Introducing utf8::all

Perl programmers are probably all aware of the utf8 pragma, which turns on UTF-8 in your source code. This is actually a stumbling block for new programmers, who might think that utf8 makes your filehandles use UTF-8 by default, or automagically turns incoming data into UTF-8, and ensures outgoing data is all UTF-8 as well. Sadly, that's not the case.

However, one of the great things about perl5i is that it turns on Unicode. All of it. UTF-8 source code. yes - but also sets the default IO layers (aka "disciplines" - just to be extra fancy) so your opens are automatically like:

open my $fh, '<:encoding (UTF-8)', 'file-to-read';

It also encodes @ARGV. These are really useful things to do by default so you don't have to ever think or worry about them, and Michael Schwern deserves credit for making it happen. I've split that code (which is a surprisingly small amount) into a new standalone pragma utf8::all.

The first release is already up on the CPAN. I'd welcome bug reports, and suggestions for anything else where we can turn on UTF-8 by default (if there is anything more).

I'm also excited about the Perl 5.14.0-RC1 that was released today.

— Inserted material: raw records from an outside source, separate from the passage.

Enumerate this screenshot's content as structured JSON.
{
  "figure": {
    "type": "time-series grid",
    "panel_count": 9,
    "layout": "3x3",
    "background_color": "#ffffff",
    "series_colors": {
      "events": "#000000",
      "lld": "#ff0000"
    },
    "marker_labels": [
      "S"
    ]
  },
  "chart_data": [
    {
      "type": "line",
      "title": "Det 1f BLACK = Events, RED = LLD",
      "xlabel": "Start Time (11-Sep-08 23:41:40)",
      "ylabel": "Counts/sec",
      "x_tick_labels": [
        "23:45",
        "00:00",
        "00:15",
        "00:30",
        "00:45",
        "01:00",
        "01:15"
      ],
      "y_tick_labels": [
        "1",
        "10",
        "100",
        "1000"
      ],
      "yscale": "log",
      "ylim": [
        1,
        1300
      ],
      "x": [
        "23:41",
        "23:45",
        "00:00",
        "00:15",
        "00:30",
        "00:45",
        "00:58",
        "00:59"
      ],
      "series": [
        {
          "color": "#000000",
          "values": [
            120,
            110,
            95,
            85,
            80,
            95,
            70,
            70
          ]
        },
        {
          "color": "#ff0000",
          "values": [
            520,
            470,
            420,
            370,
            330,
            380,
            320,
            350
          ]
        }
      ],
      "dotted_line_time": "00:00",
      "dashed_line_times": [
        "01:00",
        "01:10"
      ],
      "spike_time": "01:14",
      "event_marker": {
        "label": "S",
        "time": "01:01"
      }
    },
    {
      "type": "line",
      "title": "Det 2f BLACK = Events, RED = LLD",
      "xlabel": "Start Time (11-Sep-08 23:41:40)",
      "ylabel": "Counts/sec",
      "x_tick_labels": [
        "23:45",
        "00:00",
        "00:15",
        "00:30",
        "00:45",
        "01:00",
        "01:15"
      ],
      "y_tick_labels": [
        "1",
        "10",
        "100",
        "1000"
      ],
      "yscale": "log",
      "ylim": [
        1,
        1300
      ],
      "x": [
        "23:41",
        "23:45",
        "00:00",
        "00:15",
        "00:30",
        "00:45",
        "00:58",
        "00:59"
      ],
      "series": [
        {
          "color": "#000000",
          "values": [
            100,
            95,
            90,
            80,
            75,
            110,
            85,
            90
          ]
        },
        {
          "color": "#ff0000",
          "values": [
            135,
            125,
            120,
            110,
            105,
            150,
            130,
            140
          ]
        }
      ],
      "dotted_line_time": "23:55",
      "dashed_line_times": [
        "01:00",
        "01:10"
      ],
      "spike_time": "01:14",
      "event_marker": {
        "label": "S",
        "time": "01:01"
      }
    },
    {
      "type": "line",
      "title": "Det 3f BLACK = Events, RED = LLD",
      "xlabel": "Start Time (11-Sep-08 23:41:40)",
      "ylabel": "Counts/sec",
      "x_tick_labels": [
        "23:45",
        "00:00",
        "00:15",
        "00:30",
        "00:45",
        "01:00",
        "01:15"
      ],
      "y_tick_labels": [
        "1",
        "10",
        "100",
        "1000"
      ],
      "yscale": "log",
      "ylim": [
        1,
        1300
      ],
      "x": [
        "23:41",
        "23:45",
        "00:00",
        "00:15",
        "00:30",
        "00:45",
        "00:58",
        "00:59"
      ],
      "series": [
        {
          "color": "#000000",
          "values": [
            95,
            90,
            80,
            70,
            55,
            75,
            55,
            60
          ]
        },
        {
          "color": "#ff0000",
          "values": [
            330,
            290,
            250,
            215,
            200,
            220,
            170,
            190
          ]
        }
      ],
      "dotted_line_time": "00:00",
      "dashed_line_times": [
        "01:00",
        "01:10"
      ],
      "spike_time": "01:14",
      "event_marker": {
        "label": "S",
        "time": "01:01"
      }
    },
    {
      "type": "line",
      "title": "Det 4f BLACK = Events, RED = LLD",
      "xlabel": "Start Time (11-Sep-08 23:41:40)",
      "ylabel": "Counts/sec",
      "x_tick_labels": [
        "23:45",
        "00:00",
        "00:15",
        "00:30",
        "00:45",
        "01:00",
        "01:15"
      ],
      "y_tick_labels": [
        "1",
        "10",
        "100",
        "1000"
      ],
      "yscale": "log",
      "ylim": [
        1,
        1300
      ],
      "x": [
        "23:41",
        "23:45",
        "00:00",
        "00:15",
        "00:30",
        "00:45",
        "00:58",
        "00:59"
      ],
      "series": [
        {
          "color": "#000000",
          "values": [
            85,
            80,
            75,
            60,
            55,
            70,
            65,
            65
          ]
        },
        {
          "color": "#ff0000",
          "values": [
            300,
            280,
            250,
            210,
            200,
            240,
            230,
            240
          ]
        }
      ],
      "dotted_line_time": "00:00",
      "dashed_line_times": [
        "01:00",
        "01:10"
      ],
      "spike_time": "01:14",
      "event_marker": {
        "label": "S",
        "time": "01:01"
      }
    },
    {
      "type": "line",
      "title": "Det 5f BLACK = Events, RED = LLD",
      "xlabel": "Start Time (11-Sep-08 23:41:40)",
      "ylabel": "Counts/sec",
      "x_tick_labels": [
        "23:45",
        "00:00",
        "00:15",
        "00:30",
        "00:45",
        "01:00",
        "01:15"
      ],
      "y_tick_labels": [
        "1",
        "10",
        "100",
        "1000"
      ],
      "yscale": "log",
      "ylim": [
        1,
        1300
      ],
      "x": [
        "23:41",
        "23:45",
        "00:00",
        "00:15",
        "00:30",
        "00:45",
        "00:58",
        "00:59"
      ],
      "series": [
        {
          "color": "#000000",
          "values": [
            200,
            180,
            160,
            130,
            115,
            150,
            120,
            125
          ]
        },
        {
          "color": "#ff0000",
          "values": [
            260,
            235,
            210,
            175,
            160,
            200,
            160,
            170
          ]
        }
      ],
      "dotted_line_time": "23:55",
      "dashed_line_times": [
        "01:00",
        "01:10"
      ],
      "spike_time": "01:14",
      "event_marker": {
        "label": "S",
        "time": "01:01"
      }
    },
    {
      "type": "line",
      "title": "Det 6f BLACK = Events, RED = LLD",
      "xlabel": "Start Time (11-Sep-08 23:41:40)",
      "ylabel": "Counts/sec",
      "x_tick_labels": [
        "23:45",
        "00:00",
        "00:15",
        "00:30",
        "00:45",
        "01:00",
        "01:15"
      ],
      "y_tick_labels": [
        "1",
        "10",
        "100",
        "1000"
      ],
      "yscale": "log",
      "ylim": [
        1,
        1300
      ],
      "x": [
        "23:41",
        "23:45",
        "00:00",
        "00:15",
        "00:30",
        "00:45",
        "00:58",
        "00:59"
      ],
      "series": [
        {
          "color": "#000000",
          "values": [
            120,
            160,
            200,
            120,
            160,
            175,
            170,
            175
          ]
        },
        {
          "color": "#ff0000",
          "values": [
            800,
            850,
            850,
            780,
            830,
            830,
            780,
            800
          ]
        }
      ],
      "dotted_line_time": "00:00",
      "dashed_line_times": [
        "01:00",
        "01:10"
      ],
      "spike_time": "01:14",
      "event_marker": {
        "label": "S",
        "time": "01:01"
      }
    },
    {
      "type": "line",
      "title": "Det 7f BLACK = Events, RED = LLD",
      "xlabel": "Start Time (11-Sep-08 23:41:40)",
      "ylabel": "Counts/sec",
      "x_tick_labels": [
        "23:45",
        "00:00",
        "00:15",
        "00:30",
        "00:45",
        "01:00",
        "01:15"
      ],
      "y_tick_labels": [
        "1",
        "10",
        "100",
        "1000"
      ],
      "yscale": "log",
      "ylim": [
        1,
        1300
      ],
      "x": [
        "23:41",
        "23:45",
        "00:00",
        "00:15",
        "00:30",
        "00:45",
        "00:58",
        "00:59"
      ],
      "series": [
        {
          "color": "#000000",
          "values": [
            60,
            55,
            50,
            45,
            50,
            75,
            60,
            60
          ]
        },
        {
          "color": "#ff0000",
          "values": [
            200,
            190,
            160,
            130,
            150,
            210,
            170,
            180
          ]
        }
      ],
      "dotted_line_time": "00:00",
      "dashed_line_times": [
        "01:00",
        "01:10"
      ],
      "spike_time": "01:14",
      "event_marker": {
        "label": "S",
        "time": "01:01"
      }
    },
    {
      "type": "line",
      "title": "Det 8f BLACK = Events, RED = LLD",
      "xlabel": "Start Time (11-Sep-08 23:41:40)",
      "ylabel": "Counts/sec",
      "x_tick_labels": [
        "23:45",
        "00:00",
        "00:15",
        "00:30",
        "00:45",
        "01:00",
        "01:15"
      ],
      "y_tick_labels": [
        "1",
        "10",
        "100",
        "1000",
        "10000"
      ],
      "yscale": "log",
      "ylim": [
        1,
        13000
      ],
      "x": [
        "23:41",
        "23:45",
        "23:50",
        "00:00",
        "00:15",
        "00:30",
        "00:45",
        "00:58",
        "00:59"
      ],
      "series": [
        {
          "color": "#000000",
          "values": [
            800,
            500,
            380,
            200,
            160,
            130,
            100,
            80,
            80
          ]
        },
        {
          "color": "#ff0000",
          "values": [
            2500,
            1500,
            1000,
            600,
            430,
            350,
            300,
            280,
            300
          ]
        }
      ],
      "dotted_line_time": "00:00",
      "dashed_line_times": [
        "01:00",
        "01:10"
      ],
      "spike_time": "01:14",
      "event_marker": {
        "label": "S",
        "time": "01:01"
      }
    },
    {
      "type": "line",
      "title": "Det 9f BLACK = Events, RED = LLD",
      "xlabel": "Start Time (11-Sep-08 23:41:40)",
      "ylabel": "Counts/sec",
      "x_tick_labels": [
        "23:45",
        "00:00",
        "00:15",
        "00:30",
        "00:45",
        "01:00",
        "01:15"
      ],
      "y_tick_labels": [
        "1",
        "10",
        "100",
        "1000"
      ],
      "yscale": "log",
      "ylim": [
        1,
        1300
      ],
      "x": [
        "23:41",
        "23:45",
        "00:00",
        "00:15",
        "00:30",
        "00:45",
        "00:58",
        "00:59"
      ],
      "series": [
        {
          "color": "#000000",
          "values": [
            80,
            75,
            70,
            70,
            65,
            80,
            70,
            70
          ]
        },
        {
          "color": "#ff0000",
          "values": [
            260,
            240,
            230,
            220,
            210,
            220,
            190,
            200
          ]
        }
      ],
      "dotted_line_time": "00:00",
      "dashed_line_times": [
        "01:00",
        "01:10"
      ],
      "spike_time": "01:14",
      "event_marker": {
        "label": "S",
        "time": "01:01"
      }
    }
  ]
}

It includes, among other goodies, a feature called "unicode_strings" which will cause Unicode semantics to be used for all string operations for which it is in scope. Awesome! That'll be a huge headache removed for people who can require 5.14. I look forward to it!

Comments
Comment from Jakub Narębski - April 21, 2011 at 10:32 am

How it is different from

use open ':utf8';

pragma?

Comment from Walter - April 21, 2011 at 2:50 pm

Nice post and thanks for the pragma, should simplfy a bunch of code issues.

As an aside, I'm not sure if you are aware of it, but the blog template you are using renders the text really poorly on Win7 / Chrome 10. If you are interested I send you a screenshot.

Just trying to be helpful not critical, if you don't care no worries.

Comment from Mark Lawrence - April 24, 2011 at 9:22 pm

Thanks for this! I have been caught multiple times by this "stumbling block" (design bug!) and still didn't know about all the places UTF8 would not be coming in... such as via @ARGV. Installing and adding to multiple projects now.